Clint Eastwood a choisi cette fois un sujet qui peut tous nous concerner, à savoir l’aveuglement policier. Richard Jewell est obèse et vit seul avec sa mère. Il a besoin d’ordre, pour lui et les autres, et ne supporte pas qu’on déroge aux règles de la société, c’est pourquoi il se tourne vers des métiers visant à appliquer l’ordre. Il les exerce avec une discipline sans nuances et cela lui a valu quelques déboires, disons qu’il ne recule pas devant des excès de zèle. Viré d’un poste d’adjoint au shérif, puis de vigile dans une université, il n’a de rêve que de se faire intégrer dans la police officielle.

Engagé par une société privée, il se retrouve dans l’équipe chargée de la sécurité des jeux Olympiques d’Atlanta. Il ouvre l’œil et le bon et déclenche, malgré le scepticisme de ses collègues, une alerte qui va permettre de sauver de nombreuses vies lors d’un attentat à la bombe. Le voila devenu héros national et pendant quelques semaines sa vie se partage entre émission télévisées et interviews dans la presse.

Mais le FBI est chargé de trouver le coupable et va très vite soupçonner Jewell, il est déjà arrivé que le « découvreur » d’une bombe soit celui qui l’avait posée et l‘examen de son profil psychologique (médiocre en recherche de reconnaissance) va dans ce sens.
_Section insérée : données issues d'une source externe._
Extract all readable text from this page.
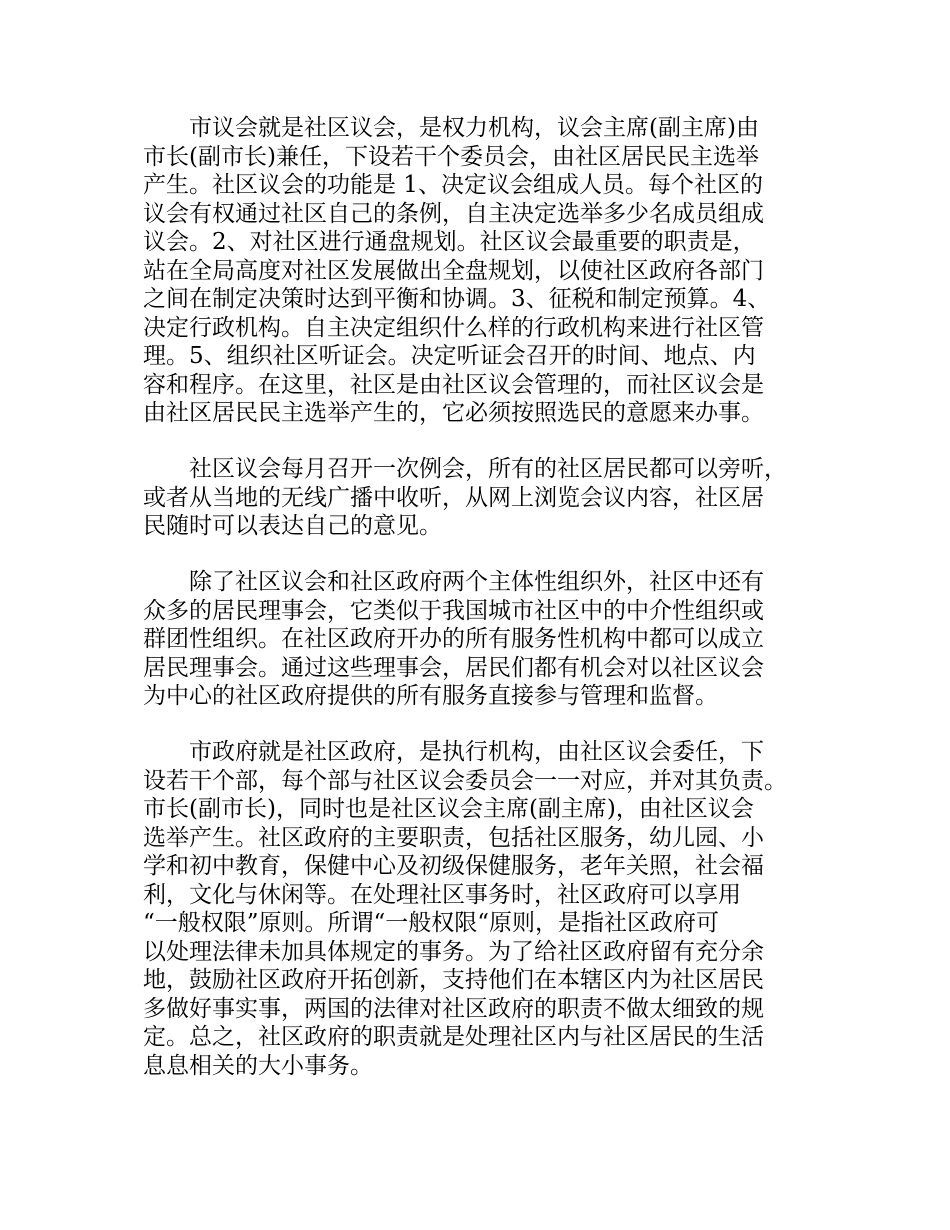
市议会就是社区议会，是权力机构，议会主席(副主席)由
市长(副市长)兼任，下设若干个委员会，由社区居民民主选举
产生。社区议会的功能是 1、决定议会组成人员。每个社区的
议会有权通过社区自己的条例，自主决定选举多少名成员组成
议会。2、对社区进行通盘规划。社区议会最重要的职责是，
站在全局高度对社区发展做出全盘规划，以使社区政府各部门
之间在制定决策时达到平衡和协调。3、征税和制定预算。4、
决定行政机构。自主决定组织什么样的行政机构来进行社区管
理。5、组织社区听证会。决定听证会召开的时间、地点、内
容和程序。在这里，社区是由社区议会管理的，而社区议会是
由社区居民民主选举产生的，它必须按照选民的意愿来办事。
社区议会每月召开一次例会，所有的社区居民都可以旁听，
或者从当地的无线广播中收听，从网上浏览会议内容，社区居
民随时可以表达自己的意见。
除了社区议会和社区政府两个主体性组织外，社区中还有
众多的居民理事会，它类似于我国城市社区中的中介性组织或
群团性组织。在社区政府开办的所有服务性机构中都可以成立
居民理事会。通过这些理事会，居民们都有机会对以社区议会
为中心的社区政府提供的所有服务直接参与管理和监督。
市政府就是社区政府，是执行机构，由社区议会委任，下
设若干个部，每个部与社区议会委员会一一对应，并对其负责。
市长(副市长)，同时也是社区议会主席(副主席)，由社区议会
选举产生。社区政府的主要职责，包括社区服务，幼儿园、小
学和初中教育，保健中心及初级保健服务，老年关照，社会福
利，文化与休闲等。在处理社区事务时，社区政府可以享用
“一般权限”原则。所谓“一般权限“原则，是指社区政府可
以处理法律未加具体规定的事务。为了给社区政府留有充分余
地，鼓励社区政府开拓创新，支持他们在本辖区内为社区居民
多做好事实事，两国的法律对社区政府的职责不做太细致的规
定。总之，社区政府的职责就是处理社区内与社区居民的生活
息息相关的大小事务。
Les soupçons semblent fondés et les journalistes ne tardent pas à les relayer, faisant passer Jewell du statut de héros à celui de l’homme le plus détesté du pays. Le FBI tient son coupable et rien ne le fera dévier de cette conviction qui, en outre, a l’avantage de ne pas avoir à enquêter ailleurs.

Jewell va chercher un avocat et il se souvient que dans un de ses précédents emplois, il en avait rencontré un plus sympathique que les autres « le seul qui m’ait traité comme un être normal ». Il s’agit d’un avocat d’affaire qui, pourtant, après quelques hésitations va se prendre au jeu et réussir à obtenir un non-lieu. Le FBI, obligé de reprendre l’enquête mais toujours convaincu de sa culpabilité, va finir par découvrir le vrai coupable trois mois plus tard, alors que Jewell a été intégré dans la police officielle. La suite est, comme très souvent chez Eastwood un mélange de soulagement et de tristesse.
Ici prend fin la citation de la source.